One hundred ‘rules’ for writing fiction: 27-31








More thoughts, instructions and reflections on writing fiction which I’ve collated over the years from interviews, articles, and festival appearances:

27. Be truthful to yourself, the content of your mind and imagination, your thought processes,  and your ‘voice’. Write what you’d love to read, what intrigues and engages you, not what you think you should be writing. (KOR).

28.  The reader is a friend, not an adversary, not a spectator. (Jonathan Franzen).

29.  Have more humility. Remember you don’t know the limits of your own abilities. Successful or not, if you keep pushing beyond yourself, you will enrich your own life – and maybe even please a few strangers. (AL Kennedy).

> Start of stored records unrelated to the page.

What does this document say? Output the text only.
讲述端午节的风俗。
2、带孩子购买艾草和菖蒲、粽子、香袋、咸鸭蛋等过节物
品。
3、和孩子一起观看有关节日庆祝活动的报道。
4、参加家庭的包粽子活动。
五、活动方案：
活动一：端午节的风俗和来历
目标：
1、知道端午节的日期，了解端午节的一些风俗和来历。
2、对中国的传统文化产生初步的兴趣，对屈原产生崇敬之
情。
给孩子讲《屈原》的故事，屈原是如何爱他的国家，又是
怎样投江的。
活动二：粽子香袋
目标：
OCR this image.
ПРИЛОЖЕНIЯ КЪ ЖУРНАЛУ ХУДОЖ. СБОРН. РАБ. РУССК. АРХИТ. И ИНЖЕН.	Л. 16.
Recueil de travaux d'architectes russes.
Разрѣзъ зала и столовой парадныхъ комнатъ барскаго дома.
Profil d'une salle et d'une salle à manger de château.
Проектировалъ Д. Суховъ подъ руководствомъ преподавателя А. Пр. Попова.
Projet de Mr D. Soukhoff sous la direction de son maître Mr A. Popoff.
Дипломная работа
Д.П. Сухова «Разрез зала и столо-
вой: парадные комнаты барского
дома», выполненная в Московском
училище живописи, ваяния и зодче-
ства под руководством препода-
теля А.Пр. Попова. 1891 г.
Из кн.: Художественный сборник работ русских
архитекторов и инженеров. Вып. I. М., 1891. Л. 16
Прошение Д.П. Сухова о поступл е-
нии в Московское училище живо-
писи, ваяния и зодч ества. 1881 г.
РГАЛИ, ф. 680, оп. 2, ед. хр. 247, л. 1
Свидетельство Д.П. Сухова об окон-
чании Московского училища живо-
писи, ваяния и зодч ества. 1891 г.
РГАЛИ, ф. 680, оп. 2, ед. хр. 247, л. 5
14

30. If you get stuck, get away from your desk. Take a walk, take a bath, go to sleep, make a pie, draw, listen to ­music, meditate, exercise; whatever you do, don’t just stick there scowling at the problem. But don’t make telephone calls or go to a party; if you do, other people’s words will pour in where your lost words should be. Open a gap for them, create a space. Be patient. (Hilary Mantel).

31. The only end to writing is to enable the readers better to enjoy life, or better to endure it. (Samuel Johnson. A Free Enquiry, 1757).